Zukunft des Tempelhofer Felds: Unverbindlich über Häuser reden

Beim Start der Dialogwerkstätten über die Zukunft des Tempelhofer Felds zweifeln selbst Teilnehmende am Sinn und Zweck der Veranstaltung.

Bausenator Christian Gabler auf dem Gebäude des Flughafens Tempelhof

Baumeister im Glück: SPD-Senator Christian Gaebler Anfang September auf dem Dach des Ex-Flughafengebäudes Tempelhof Foto: Bernd von Jutrczenka/dpa

Berlin taz | SPD-Bausenator Christian Gaebler mag noch so häufig von Ergebnisoffenheit sprechen: Kritiker sehen in den von seinem Haus angesetzten Dialogwerkstätten zur Zukunft des Tempelhofer Felds eine bloße Beteiligungssimulation. An diesem Wochenende startete die erste von mehreren Diskussionsrunden mit 275 zufällig ausgelosten Berlinern – passenderweise vor Ort, im Gebäude des Ex-Flughafens.

Die Teilnehmenden sollten sich mit jedem nur erdenkbaren Aspekt rund um das Tempelhofer Feld vertraut machen. Am ersten Tag gab es eine historische Einführung, eine Begehung des Felds, auch Initiativen stellten sich vor. Am Sonntag wurde unter Ausschluss der Presseöffentlichkeit in Gruppen diskutiert, verhandelt und abgewägt.

Rasch stellte sich dabei heraus, dass nicht wenige der Teilnehmenden ihre Zweifel an der kompletten Veranstaltung haben.

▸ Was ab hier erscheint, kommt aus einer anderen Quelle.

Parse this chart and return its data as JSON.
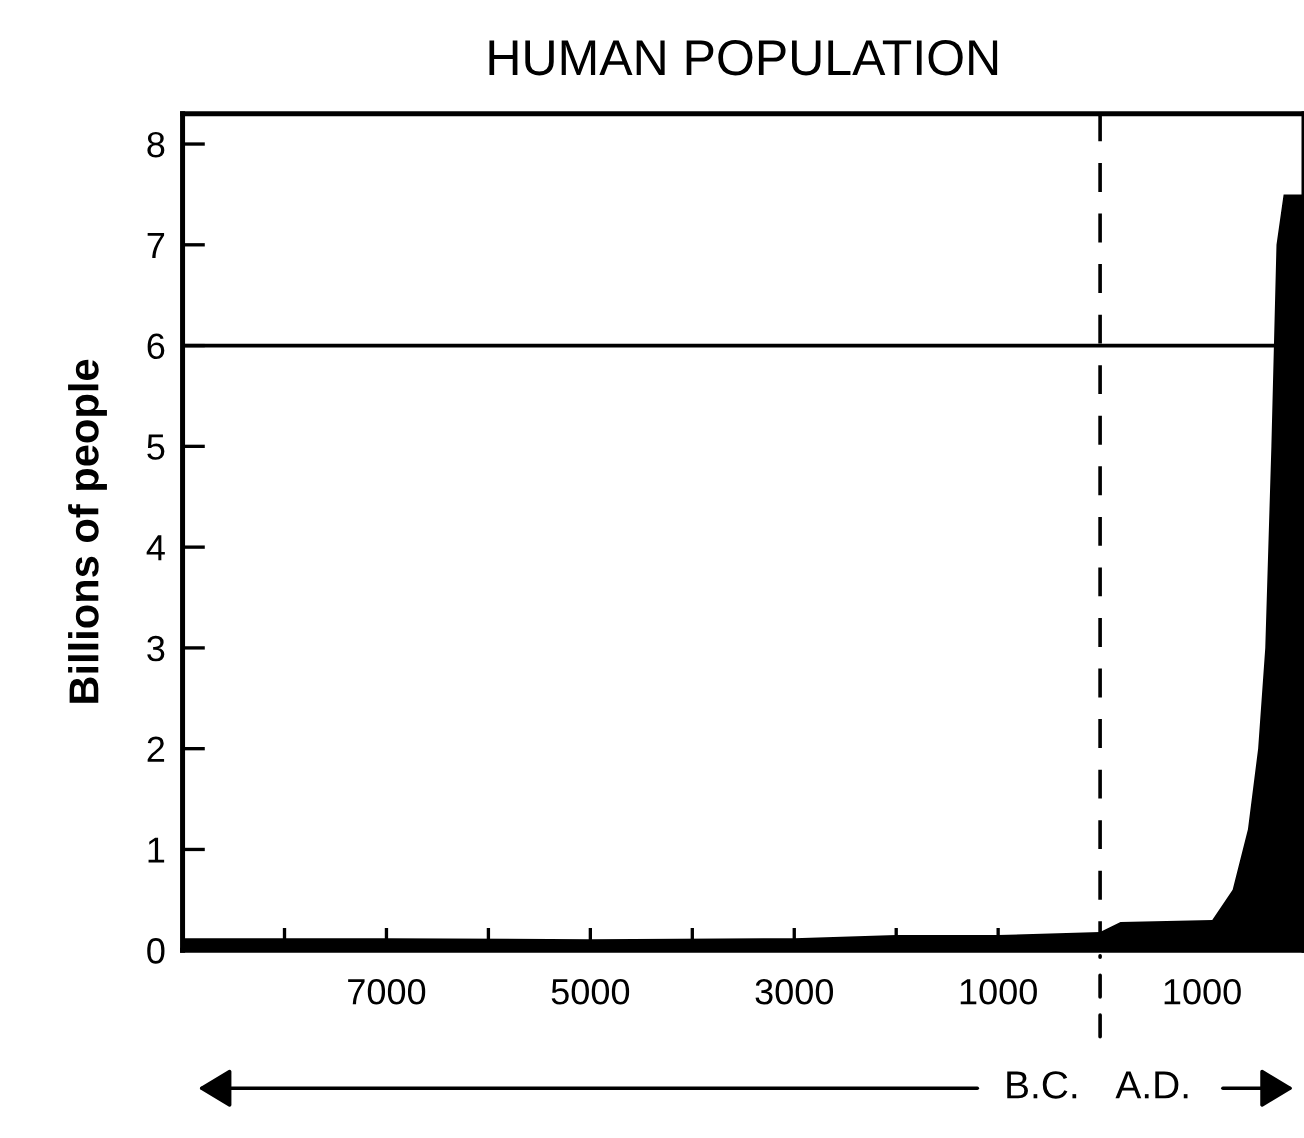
{
  "chart_data": {
    "type": "area",
    "title": "HUMAN POPULATION",
    "ylabel": "Billions of people",
    "x": [
      -9000,
      -7000,
      -5000,
      -3000,
      -2000,
      -1000,
      0,
      200,
      1100,
      1300,
      1450,
      1550,
      1620,
      1680,
      1730,
      1800,
      2000
    ],
    "series": [
      {
        "color": "#000000",
        "values": [
          0.12,
          0.12,
          0.11,
          0.12,
          0.15,
          0.15,
          0.18,
          0.28,
          0.3,
          0.6,
          1.2,
          2,
          3,
          5,
          7,
          7.5,
          7.5
        ]
      }
    ],
    "xlim": [
      -9000,
      2000
    ],
    "xticks": [
      {
        "value": -8000,
        "label": null
      },
      {
        "value": -7000,
        "label": "7000"
      },
      {
        "value": -6000,
        "label": null
      },
      {
        "value": -5000,
        "label": "5000"
      },
      {
        "value": -4000,
        "label": null
      },
      {
        "value": -3000,
        "label": "3000"
      },
      {
        "value": -2000,
        "label": null
      },
      {
        "value": -1000,
        "label": "1000"
      },
      {
        "value": 1000,
        "label": "1000"
      },
      {
        "value": 2000,
        "label": null
      }
    ],
    "ylim": [
      0,
      8.3
    ],
    "yticks": [
      0,
      1,
      2,
      3,
      4,
      5,
      6,
      7,
      8
    ],
    "ref_lines": [
      {
        "axis": "x",
        "value": 0,
        "line_style": "dashed",
        "color": "#000000"
      },
      {
        "axis": "y",
        "value": 6,
        "line_style": "solid",
        "color": "#000000"
      }
    ],
    "annotations": [
      "B.C.",
      "A.D."
    ],
    "grid": false
  }
}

In ersten kurzen Frage-und-Antwort-Runden ging es munter zu.

Eine Teilnehmerin sagte, sie habe gehört, die sogenannte Bürgerbeteiligung würde 1,3 Millionen Euro kosten, sie sei sich nicht sicher, ob sie das gut fände. Die Abteilungsleiterin für Stadtplanung in der Senatsbauverwaltung, Beate Profé, bestätigte, dass sich der Senat den Prozess tatsächlich einiges kosten lässt. 1,3 Millionen sei eine realistische Zahl.

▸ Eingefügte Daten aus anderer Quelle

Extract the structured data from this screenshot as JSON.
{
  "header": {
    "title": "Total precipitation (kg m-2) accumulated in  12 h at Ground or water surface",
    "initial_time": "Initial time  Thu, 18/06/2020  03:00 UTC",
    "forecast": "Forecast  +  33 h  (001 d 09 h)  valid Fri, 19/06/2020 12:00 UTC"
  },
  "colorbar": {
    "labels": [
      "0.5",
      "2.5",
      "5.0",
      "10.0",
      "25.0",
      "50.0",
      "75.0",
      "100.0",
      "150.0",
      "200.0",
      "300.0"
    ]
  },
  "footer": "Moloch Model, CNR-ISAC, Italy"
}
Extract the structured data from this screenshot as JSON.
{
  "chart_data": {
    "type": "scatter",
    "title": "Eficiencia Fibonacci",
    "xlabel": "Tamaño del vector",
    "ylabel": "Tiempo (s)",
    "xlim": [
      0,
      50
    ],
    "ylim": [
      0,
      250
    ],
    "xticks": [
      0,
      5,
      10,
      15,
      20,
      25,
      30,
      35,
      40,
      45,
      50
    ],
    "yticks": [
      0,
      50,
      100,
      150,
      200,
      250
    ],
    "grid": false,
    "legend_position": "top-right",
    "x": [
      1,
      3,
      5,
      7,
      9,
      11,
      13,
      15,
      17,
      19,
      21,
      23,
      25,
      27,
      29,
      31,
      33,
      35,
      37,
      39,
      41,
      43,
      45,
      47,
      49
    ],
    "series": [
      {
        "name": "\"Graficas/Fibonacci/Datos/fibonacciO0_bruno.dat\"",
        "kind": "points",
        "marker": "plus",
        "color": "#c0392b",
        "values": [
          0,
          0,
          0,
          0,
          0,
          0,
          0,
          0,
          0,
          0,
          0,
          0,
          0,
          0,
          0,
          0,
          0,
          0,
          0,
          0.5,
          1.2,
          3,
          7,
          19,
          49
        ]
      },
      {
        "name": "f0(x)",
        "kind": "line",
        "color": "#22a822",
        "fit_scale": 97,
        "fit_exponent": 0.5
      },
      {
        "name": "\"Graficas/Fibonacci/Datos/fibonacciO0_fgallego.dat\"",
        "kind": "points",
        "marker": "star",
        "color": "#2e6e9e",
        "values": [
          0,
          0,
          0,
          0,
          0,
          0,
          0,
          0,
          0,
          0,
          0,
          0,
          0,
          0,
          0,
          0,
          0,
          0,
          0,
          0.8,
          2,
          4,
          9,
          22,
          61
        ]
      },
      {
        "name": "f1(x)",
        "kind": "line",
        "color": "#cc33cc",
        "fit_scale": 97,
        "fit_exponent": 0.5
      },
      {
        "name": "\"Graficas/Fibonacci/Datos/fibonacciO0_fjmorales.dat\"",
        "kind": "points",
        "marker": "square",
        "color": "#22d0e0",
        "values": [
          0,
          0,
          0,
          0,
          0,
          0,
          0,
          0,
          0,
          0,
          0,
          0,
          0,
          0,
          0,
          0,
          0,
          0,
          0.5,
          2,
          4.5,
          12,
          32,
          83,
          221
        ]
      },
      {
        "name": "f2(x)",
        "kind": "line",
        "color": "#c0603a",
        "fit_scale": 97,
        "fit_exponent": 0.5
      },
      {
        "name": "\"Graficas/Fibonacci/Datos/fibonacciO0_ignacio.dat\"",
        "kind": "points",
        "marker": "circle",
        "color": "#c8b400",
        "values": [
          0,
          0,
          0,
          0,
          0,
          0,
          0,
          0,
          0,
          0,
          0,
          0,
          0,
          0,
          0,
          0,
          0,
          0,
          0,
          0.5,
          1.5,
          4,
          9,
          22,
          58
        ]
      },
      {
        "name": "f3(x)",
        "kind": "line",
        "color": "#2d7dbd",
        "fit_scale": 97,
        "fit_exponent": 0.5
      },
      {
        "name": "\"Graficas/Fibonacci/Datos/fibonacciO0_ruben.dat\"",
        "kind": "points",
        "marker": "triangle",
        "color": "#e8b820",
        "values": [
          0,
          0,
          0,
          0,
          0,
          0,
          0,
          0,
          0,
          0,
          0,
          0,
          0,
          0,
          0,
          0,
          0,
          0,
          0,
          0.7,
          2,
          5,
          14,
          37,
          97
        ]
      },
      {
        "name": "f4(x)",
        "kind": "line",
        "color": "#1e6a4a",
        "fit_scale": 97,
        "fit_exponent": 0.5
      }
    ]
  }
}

Volksentscheid? Schnee von gestern

Jenseits der Geldfrage wollte ein anderer Teilnehmer wissen, was denn überhaupt so demokratisch an diesem Prozess sein soll. Schließlich habe es vor ziemlich genau zehn Jahren einen erfolgreichen Volksentscheid gegeben, bei dem sich eine Mehrheit der Abstimmenden für die Freihaltung des rund 300 Hektar großen Tempelhofer Feldes entschieden hat. Alles Schnee von gestern?

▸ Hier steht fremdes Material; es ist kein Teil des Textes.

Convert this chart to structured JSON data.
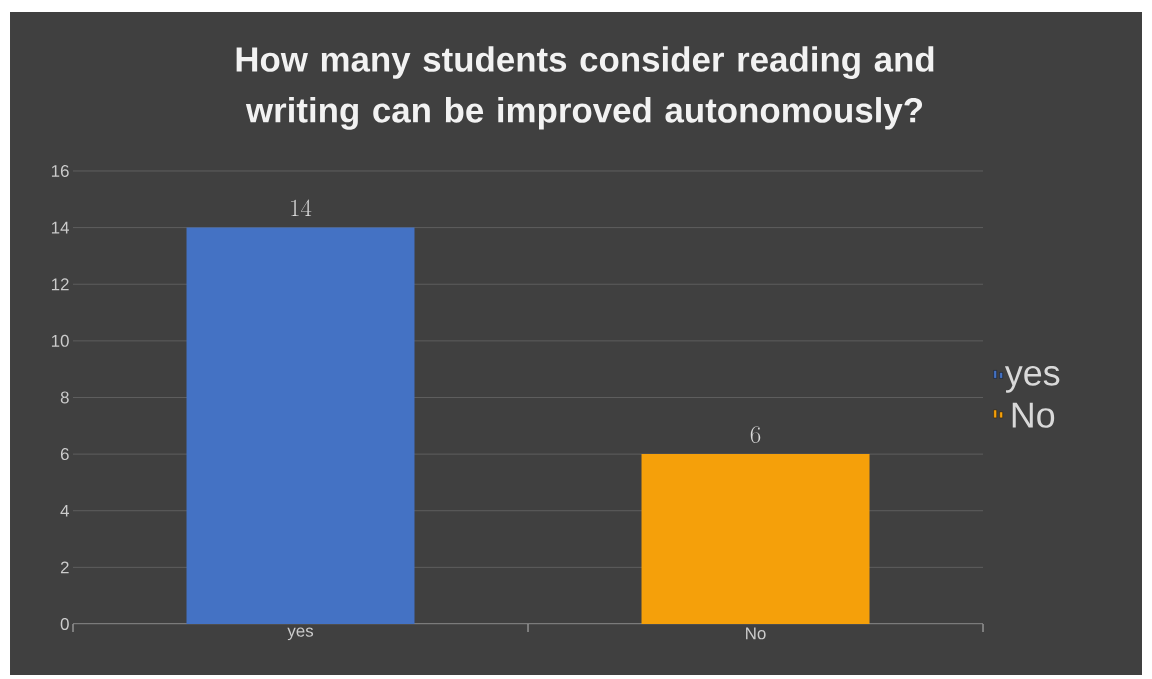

Die Position des schwarz-roten Senats ist jedenfalls klar: Ja, das ist Schnee von gestern. Es brauche dringend eine Randbebauung des Feldes mit 5.000 Wohnungen. Denn seit dem Volksentscheid 2014 habe sich die Situation in Berlin grundlegend verändert. Es gebe zu wenig Wohnungen in der Stadt, deswegen müsse man „bauen, bauen, bauen“, so die Argumentation von CDU und SPD, die aber auch schon vor zehn Jahren genau dafür plädierten.

Erst gab es den Plan, einen neuen Volksentscheid aufzusetzen. Einen „von oben“, wie Kritiker monierten. Die Idee wurde vorerst zu den Akten gelegt. Dafür soll nun über die am Samstag gestarteten Dialogwerkstätten eine halbwegs repräsentative Meinung eingeholt werden. 20.000 Berliner wurden vorab stichprobenartig angeschrieben. Unter den 1.000, die sich zurückgemeldet hatten, wurden per Zufallslosung eben jene 275 ausgewählt, die jetzt Empfehlungen an das Abgeordnetenhaus erarbeiten sollen.

Ideenwettbewerb zur Bebauung

Die Vorschläge aus den Dialogwerkstätten sollen zudem in den internationalen Ideenwettbewerb Tempelhofer Feld einfließen, der im November beginnen und sich dann auch auf die von Schwarz-Rot forcierte Bebauung konzentrieren soll. Einige Teilnehmer der Dialogwerkstätten sollen in der Jury vertreten sein. Im Juli 2025 sollen die Einreichungen der Architekturbüros prämiert werden.

Nun aber erst einmal das versprochene Beteiligungsformat. Zum Auftakt durfte am Samstag auch die Initiative 100 Prozent Tempelhofer Feld ihre Broschüren und Infomaterialien auslegen. Ihre Forderung ist klar: Das Feld bleibt, wie es ist – keine Bebauung, nirgends. Und was passiert, wenn die Dialogwerkstätten am Ende genau zu dem gleichen Fazit kommen?

Das sei schon möglich, heißt es vom Senat. Dass eine solche Empfehlung bei SPD und CDU Eindruck machen würde, sei mal dahingestellt.